Dear Death

Written by Arnold Harrichand Itwaru for TSAR on

This work is a fictive meditation on life and death culled within the tensions of Hindu living and the negation of personal dignity - as well as the search for dignity - in the continuing hardship of a confusing and debilitating existence for many of the East Indians of Guyana. It is written through the eyes of Dalip, a boy whose growth from innocence to the youthful bloom of desire is also the movement of consciousness in which death enters in stunning pain and haunting fear, beyond understanding. But this is also that which occasions the questioning of the very nature of existence, of birth and death, of reincarnation, of the realization of the soul within the infinite wisdom and mystery of Divine Ram. These questions which the text, commencing with the Prologue which leads into the details of Dalip’s and his family’s life, and ending with the Epilogue in which questioning and wonder continue.

Sasenarine Persaud has accomplished a difficult task in his narratorial integrity of vision in Dear Death. His prose moves within the ingenious world of Dalip, the child, and effectively depicts the mystifying distance between the child’s world and the adult world where shocking and unexplained and ununderstood things happen and always impinge on the child. The naivety of perception - from the near-incestuous love Dalip feels for his mother to the shock of her suicide and the haunting nightmares the boy suffers - is depicted in a prosaic simplicity of style which could easily, but does not, deteriorate into the banal. Sasenarine Persaud has been able to maintain this tension so the telling and the writing style gradually transform themselves in accordance with Dalip’s burgeoning consciousness: his schooling ecstasies and insecurities, his growing ability to see further, to have more compassion for his father, his beginnings of self-reflection in his increase in reading, and most of all, his contemplation of life against death.

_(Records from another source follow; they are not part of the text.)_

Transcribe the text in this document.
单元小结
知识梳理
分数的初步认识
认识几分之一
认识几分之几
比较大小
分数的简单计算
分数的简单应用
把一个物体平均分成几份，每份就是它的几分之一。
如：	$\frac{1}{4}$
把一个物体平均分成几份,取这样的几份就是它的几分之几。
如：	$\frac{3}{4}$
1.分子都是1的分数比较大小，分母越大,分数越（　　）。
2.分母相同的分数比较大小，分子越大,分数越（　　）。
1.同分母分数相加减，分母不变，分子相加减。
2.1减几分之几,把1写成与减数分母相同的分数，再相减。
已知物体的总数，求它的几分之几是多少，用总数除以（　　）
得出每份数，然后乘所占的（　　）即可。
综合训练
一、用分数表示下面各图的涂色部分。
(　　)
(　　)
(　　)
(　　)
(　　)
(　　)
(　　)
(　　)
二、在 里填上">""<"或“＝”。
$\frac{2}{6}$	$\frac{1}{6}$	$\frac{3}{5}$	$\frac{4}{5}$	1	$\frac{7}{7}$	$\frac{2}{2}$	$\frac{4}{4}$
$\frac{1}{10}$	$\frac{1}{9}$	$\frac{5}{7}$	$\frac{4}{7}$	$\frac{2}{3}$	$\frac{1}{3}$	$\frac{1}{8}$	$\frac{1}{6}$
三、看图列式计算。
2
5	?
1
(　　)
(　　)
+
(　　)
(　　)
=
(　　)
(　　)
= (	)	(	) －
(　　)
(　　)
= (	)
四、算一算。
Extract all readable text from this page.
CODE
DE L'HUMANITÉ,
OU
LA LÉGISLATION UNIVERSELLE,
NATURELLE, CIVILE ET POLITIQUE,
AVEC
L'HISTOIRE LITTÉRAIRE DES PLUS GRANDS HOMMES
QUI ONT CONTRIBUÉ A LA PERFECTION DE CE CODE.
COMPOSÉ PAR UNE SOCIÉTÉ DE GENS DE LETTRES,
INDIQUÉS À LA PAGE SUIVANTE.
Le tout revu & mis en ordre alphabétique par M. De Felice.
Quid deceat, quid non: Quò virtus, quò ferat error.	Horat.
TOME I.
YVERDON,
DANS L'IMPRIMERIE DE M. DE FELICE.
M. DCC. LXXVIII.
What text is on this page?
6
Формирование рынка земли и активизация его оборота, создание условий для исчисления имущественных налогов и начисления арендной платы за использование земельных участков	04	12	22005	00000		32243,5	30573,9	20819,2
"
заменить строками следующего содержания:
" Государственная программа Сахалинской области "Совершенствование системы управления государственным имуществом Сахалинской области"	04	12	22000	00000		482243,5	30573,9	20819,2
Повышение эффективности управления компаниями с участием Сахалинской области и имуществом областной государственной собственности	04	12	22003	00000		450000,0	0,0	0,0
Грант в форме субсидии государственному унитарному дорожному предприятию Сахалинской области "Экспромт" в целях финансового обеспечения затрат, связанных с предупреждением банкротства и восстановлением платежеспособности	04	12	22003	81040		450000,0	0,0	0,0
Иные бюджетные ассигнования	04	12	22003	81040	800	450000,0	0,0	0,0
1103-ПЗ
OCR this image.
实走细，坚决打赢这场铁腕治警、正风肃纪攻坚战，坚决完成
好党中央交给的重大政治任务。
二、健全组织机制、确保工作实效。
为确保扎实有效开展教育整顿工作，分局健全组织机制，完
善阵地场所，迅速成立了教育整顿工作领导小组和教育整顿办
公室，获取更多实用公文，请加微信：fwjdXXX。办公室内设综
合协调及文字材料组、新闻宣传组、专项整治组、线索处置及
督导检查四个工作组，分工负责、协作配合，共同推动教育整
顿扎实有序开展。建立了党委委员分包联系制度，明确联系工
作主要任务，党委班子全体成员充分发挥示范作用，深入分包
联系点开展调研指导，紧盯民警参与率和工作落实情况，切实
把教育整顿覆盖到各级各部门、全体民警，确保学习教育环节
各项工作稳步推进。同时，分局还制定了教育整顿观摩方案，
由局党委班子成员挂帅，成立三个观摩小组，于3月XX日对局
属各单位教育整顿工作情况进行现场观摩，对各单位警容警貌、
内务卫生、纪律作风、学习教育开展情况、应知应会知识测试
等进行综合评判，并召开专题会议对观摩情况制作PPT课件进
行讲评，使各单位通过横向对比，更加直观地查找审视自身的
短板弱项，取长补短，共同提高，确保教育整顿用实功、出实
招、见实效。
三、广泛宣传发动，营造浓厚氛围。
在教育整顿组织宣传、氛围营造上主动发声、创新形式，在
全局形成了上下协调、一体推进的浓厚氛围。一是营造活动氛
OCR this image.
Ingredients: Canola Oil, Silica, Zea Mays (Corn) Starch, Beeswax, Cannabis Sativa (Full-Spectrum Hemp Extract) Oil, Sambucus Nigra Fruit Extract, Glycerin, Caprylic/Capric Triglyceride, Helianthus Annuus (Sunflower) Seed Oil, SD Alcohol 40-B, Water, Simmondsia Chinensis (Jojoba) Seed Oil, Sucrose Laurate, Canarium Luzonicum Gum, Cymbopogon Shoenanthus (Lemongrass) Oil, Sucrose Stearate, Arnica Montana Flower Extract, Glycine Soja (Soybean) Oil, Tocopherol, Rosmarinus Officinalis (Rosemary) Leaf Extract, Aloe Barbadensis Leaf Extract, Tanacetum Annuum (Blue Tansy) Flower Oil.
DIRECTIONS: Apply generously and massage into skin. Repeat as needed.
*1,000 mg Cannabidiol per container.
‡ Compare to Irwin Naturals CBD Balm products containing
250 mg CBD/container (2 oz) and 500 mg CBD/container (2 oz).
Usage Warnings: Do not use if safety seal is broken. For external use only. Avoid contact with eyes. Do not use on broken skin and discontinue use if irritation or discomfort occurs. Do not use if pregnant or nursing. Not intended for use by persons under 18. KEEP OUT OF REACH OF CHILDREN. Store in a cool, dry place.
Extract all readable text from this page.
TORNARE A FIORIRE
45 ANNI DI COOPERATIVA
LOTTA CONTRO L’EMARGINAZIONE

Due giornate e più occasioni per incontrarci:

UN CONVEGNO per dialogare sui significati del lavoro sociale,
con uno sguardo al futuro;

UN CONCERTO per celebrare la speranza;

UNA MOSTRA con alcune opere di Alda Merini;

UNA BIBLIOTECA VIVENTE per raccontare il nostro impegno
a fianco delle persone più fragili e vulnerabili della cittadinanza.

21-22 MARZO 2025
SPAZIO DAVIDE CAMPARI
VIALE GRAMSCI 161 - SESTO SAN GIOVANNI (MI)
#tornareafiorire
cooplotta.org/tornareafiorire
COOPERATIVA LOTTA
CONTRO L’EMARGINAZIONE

In this work the lives of the uncelebrated, the labouring Indo-Guyanese people, are depicted with an understanding that comes from within, and with respect. In this it is unlike the stereotypic and questionably judgemental fictions of Edgar Mittelholzer, Wilson Harris and Roy Heath in their treatment of the East Indian presence in Guyana. With Dear Death Sasenarine Persaud joins the increasing literary voices of Indo-Guyanese writers who have begun to talk of their experiences as East Indians in a country which has, against them, continued to project itself as an afrocentric domain.

Except for awkward minor instances which could have been editorially avoided, Dear Death announces the entrance of a writer whose work should be given serious consideration.